Sahabatnews.com-Jakarta, 19 September 2025 Kasus keracunan makanan yang diduga berasal dari Program Makan Bergizi Gratis (MBG) kembali terjadi di sejumlah daerah sejak awal 2025. Insiden ini menimbulkan pertanyaan serius tentang pengawasan, distribusi, hingga standar kebersihan makanan dalam program prioritas pemerintah tersebut.
Orang tua, guru, hingga masyarakat kini mulai meragukan efektivitas MBG yang seharusnya membawa manfaat, bukan musibah.
Ketua DPD RI, Sultan Bachtiar Najamudin, meminta Badan Gizi Nasional (BGN) mengevaluasi pelaksanaan program, termasuk mengurangi jumlah penerima di setiap Satuan Pelayanan Pemenuhan Gizi (SPPG).
“Jumlah penerima di tiap SPPG mencapai 3.000 orang, ini jelas memengaruhi proses pengolahan pangan dan kualitas menu MBG,” ujarnya, Jumat (19/9/2025).

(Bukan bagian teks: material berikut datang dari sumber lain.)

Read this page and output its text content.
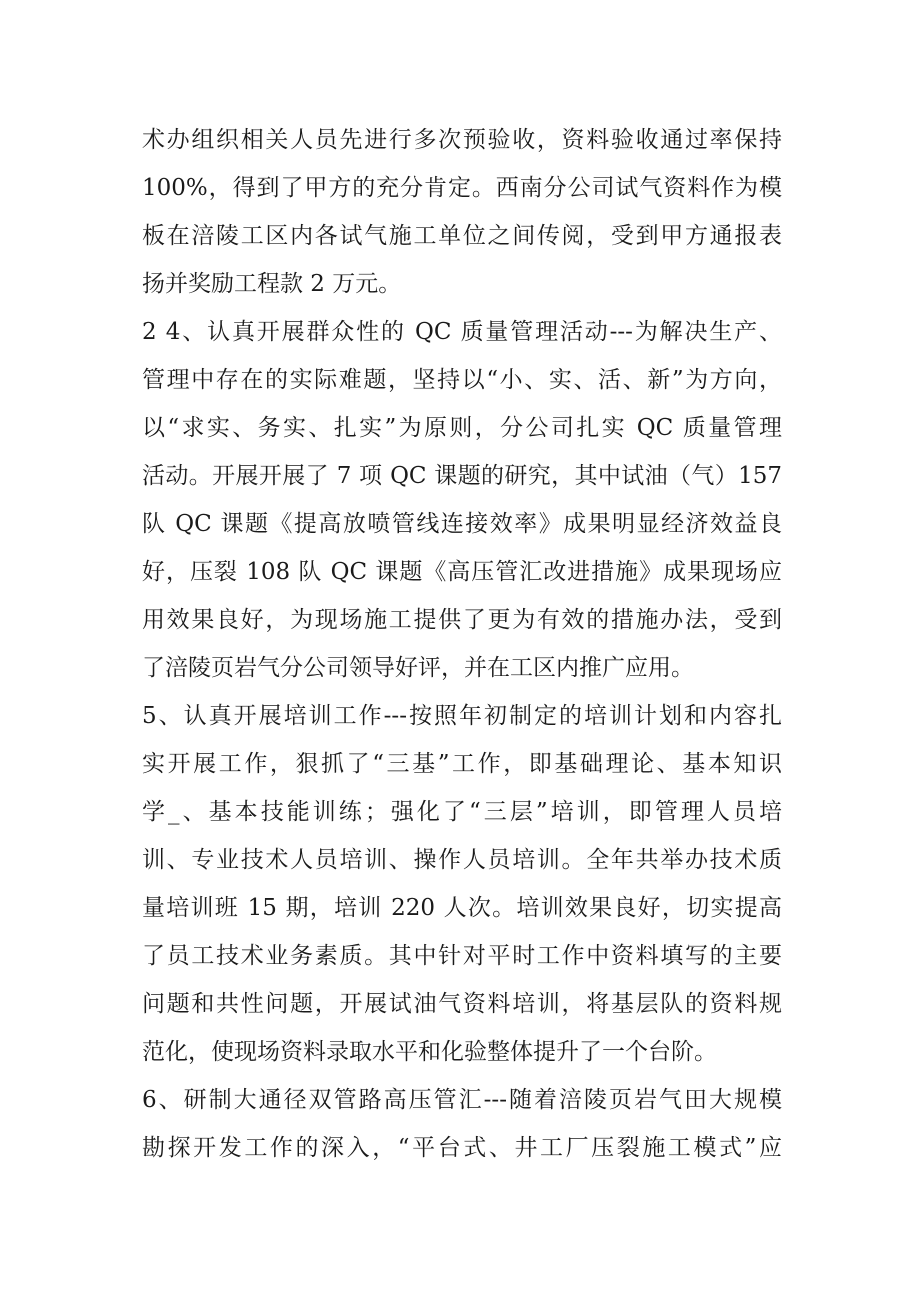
术办组织相关人员先进行多次预验收，资料验收通过率保持
100%，得到了甲方的充分肯定。西南分公司试气资料作为模
板在涪陵工区内各试气施工单位之间传阅，受到甲方通报表
扬并奖励工程款 2 万元。
2 4、认真开展群众性的 QC 质量管理活动---为解决生产、
管理中存在的实际难题，坚持以“小、实、活、新”为方向，
以“求实、务实、扎实”为原则，分公司扎实 QC 质量管理
活动。开展开展了 7 项 QC 课题的研究，其中试油（气）157
队 QC 课题《提高放喷管线连接效率》成果明显经济效益良
好，压裂 108 队 QC 课题《高压管汇改进措施》成果现场应
用效果良好，为现场施工提供了更为有效的措施办法，受到
了涪陵页岩气分公司领导好评，并在工区内推广应用。
5、认真开展培训工作---按照年初制定的培训计划和内容扎
实开展工作，狠抓了“三基”工作，即基础理论、基本知识
学_、基本技能训练；强化了“三层”培训，即管理人员培
训、专业技术人员培训、操作人员培训。全年共举办技术质
量培训班 15 期，培训 220 人次。培训效果良好，切实提高
了员工技术业务素质。其中针对平时工作中资料填写的主要
问题和共性问题，开展试油气资料培训，将基层队的资料规
范化，使现场资料录取水平和化验整体提升了一个台阶。
6、研制大通径双管路高压管汇---随着涪陵页岩气田大规模
勘探开发工作的深入，“平台式、井工厂压裂施工模式”应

Sultan menegaskan, DPD RI tetap mendukung penuh program MBG yang dinilai berdampak positif bagi peningkatan SDM dan ekonomi daerah. Namun, ia mengingatkan bahwa kejadian keracunan berulang bisa memicu trauma anak dan orang tua, bahkan berpotensi menimbulkan persoalan sosial baru.
Ia mendorong BGN bekerja sama dengan BPOM untuk menempatkan tenaga ahli pemeriksaan mutu pangan di setiap SPPG, serta melibatkan Pemda, kepolisian, dan masyarakat dalam pengawasan.
“Perlu diterapkan total quality management dengan standar Good Manufacturing Practice (GMP). Karena bahan dan proses pengolahan pangan bisa menjadi sumber gizi, atau justru sebaliknya, sumber penyakit,” tegasnya.
DPR Dorong Audit Vendor MBG
Senada, Anggota Komisi IX DPR, Nurhadi, menilai kejadian berulang ini menandakan ada persoalan serius dalam implementasi MBG di lapangan.
“Hanya penyedia makanan bersertifikat keamanan pangan yang boleh ikut program ini. Jika ada kelalaian atau pelanggaran, harus ada sanksi tegas dan transparan,” ujarnya.
Komisi IX akan meminta penjelasan resmi dari BGN dan mendorong audit menyeluruh terhadap vendor penyedia MBG di seluruh Indonesia.
IDI & Pakar Kesehatan: Bangun Sistem Keamanan Pangan Nasional
Ikatan Dokter Indonesia (IDI) menegaskan, seluruh pihak yang terlibat dalam pengolahan makanan wajib mengikuti pelatihan rutin soal higienitas dan sanitasi pangan.
Sementara itu, pakar kesehatan masyarakat dari Universitas Griffith Australia, dr. Dicky Budiman, menilai pemerintah perlu membangun sistem keamanan pangan nasional yang ketat.
“Setiap dapur dan vendor wajib menerapkan standar GMP dan HACCP, diawasi BPOM dan Dinas Kesehatan. Harus ada audit rutin, inspeksi mendadak, serta sistem pelaporan cepat di sekolah,” jelasnya.
Dicky juga menekankan pentingnya transparansi program melalui laporan berkala, audit independen tahunan, serta sistem pengaduan berbasis aplikasi dan posko manual.
“Tanpa sistem keamanan pangan yang ketat dan transparansi, insiden keracunan akan terus berulang,” tandasnya.